To understand the change of HVAC consumption over the week, we ran the autocorrelation function (ACF) on the hourly representation of HVAC power consumption. ACF determines the autocorrelation between a time series and the same time series offset by n steps, which can be plotted to obtain an overview of the data [31]. The autocorrelation used the Pearson coefficient (r), which was calculated as follow [32]:

$$\mathrm{r}=\frac{n({\displaystyle \sum }xy)-\left({\displaystyle \sum }x\right)\left({\displaystyle \sum }y\right)}{\sqrt{\left[n\left({\displaystyle \sum }{x}^2\right)-{\left({\displaystyle \sum }x\right)}^2\right]\left[n\left({\displaystyle \sum }{y}^2\right)-{\left({\displaystyle \sum }y\right)}^2\right]}}$$

(1)

where n is number of datapoints, x is the value of the x-variable in a sample, and y is the value of the y-variable in a sample.

The value of the autocorrelation coefficient ranges between −1 and 1, where the latter means a perfect positive correlation and the former means a perfect negative correlation. Figure 6 is the ACF plot of the HVAC consumption, where the bars show the ACF values at increasing timesteps (lags). Excluding the first bar that compares the autocorrelation of variable value with itself (value obtained: 1), the highest correlation was obtained at lag (timestep) 168, which implies that the HVAC consumption has a weekly repeated behavior.

To explore the change of HVAC consumption throughout the day, we plotted the box graph of hourly consumption of the whole-year data in Figure 7. Because the setpoint was changed at 6:00 a.m., Figure 7 clearly shows a change of consumption starting at 6:00 a.m., which then stabilizes over the next 3 h. Beginning at 10 a.m., the temperature in Houston starts to increase, reaching a peak at 3:00 p.m. Then, the temperature decreased afterward, stabilizing around 8:00 p.m. These patterns are clearly represented in the figure. It is noteworthy that the HVAC consumption dropped after 16:00 and then continued to decrease after 17:00 because the setpoint was changed again.

After exploring the change of HVAC consumption throughout every hour/day, we looked at the consumption change by weekday. As expected, and given the setpoint configuration, the HVAC consumption exhibited the same behavior during the working days (with a slight decrease on Fridays). The same trend applied for weekend days, as presented in Figure 8.

We also looked at the change of HVAC energy consumption by considering the number of the users and the outdoor temperature.

Table 2. Users distribution per hours of the day.

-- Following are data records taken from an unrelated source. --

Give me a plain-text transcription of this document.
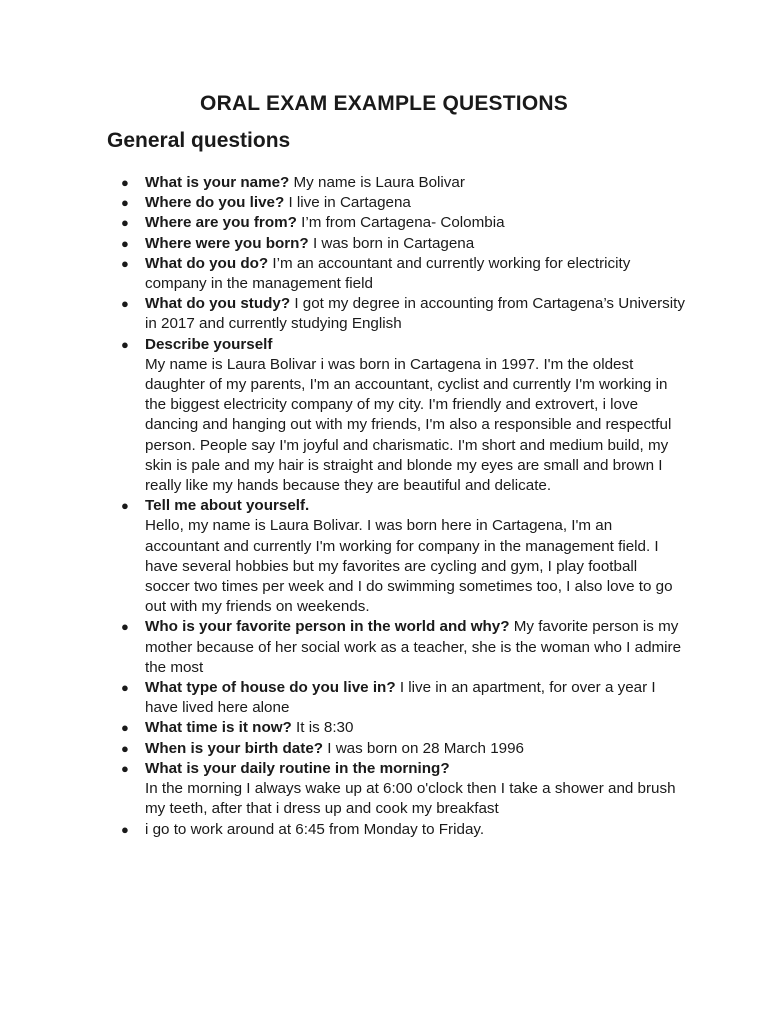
ORAL EXAM EXAMPLE QUESTIONS
General questions
● What is your name? My name is Laura Bolivar
● Where do you live? I live in Cartagena
● Where are you from? I’m from Cartagena- Colombia
● Where were you born? I was born in Cartagena
● What do you do? I’m an accountant and currently working for electricity company in the management field
● What do you study? I got my degree in accounting from Cartagena’s University in 2017 and currently studying English
● Describe yourself
My name is Laura Bolivar i was born in Cartagena in 1997. I'm the oldest daughter of my parents, I'm an accountant, cyclist and currently I'm working in the biggest electricity company of my city. I'm friendly and extrovert, i love dancing and hanging out with my friends, I'm also a responsible and respectful person. People say I'm joyful and charismatic. I'm short and medium build, my skin is pale and my hair is straight and blonde my eyes are small and brown I really like my hands because they are beautiful and delicate.
● Tell me about yourself.
Hello, my name is Laura Bolivar. I was born here in Cartagena, I'm an accountant and currently I'm working for company in the management field. I have several hobbies but my favorites are cycling and gym, I play football soccer two times per week and I do swimming sometimes too, I also love to go out with my friends on weekends.
● Who is your favorite person in the world and why? My favorite person is my mother because of her social work as a teacher, she is the woman who I admire the most
● What type of house do you live in? I live in an apartment, for over a year I have lived here alone
● What time is it now? It is 8:30
● When is your birth date? I was born on 28 March 1996
● What is your daily routine in the morning?
In the morning I always wake up at 6:00 o'clock then I take a shower and brush my teeth, after that i dress up and cook my breakfast
● i go to work around at 6:45 from Monday to Friday.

Day/Time Slot	00:00 05:59	06:00 06:59	07:00 07:59	08:00 08:59	09:00 09:59	10:00 13:59	14:00 15:59	16:00 17:59	18:00 19:59	20:00 23:59
Working	0	1	7	17	19	21	22	23	2	0
	From 00:00 to 7:59			From 8:00 to 12:59			From 13:00 to 23:59
Saturday	0			5			0
Sunday	0			3			0
Vacation	0			5			0

presents the distribution of the number of users throughout the day for working, weekend, and vacation days.

To explore the change of HVAC consumption by considering both the number of users and the outdoor temperature, we plotted a matrix representing the correlation between the three features, as presented in Figure 9.

Unexpectedly, the correlation between the HVAC consumption and the outdoor temperature was not very high, which suggests that other factors affected the power consumption. The exploration phase unveiled a high consumption when the number of users or the outdoor temperature was low. Therefore, we decided to use the K-means algorithm to identify the timeslots that explain the HVAC consumption behavior.

4. K-Means Clustering Algorithm: A Step-by-Step Process

Machine learning algorithms can be split into two main categories: (1) supervised learning, which involves making predictions with the help of labeled datasets (for instance, given the geometrical measurement of a house and its location, a supervised algorithm could predict its price); and (2) unsupervised learning, which involves using unlabeled data to extract some information/patterns (for instance, finding out the probability of the co-occurrence of items in a collection [33]). Besides associations, unsupervised learning is also involves solving clustering problems meant to divide data into groups, where every group contains data with the same behavior. For instance, after collecting consumption data using building meters, an energy manager is eager to find buildings with the same consumption behavior.

To identify inefficiencies in the HVAC system for the Houston Advanced Research Center, the K-means algorithm was used to cluster the time series data presented in the previous section. K-means is a clustering algorithm used to group data into K groups using the mean (average) computation [34]. It is implemented in many data analysis tools, and in this paper, we used the version implemented in the Scikit-Learn Python package. Figure 10 is a flowchart that presents the steps used in the K-means algorithm to group data into k clusters.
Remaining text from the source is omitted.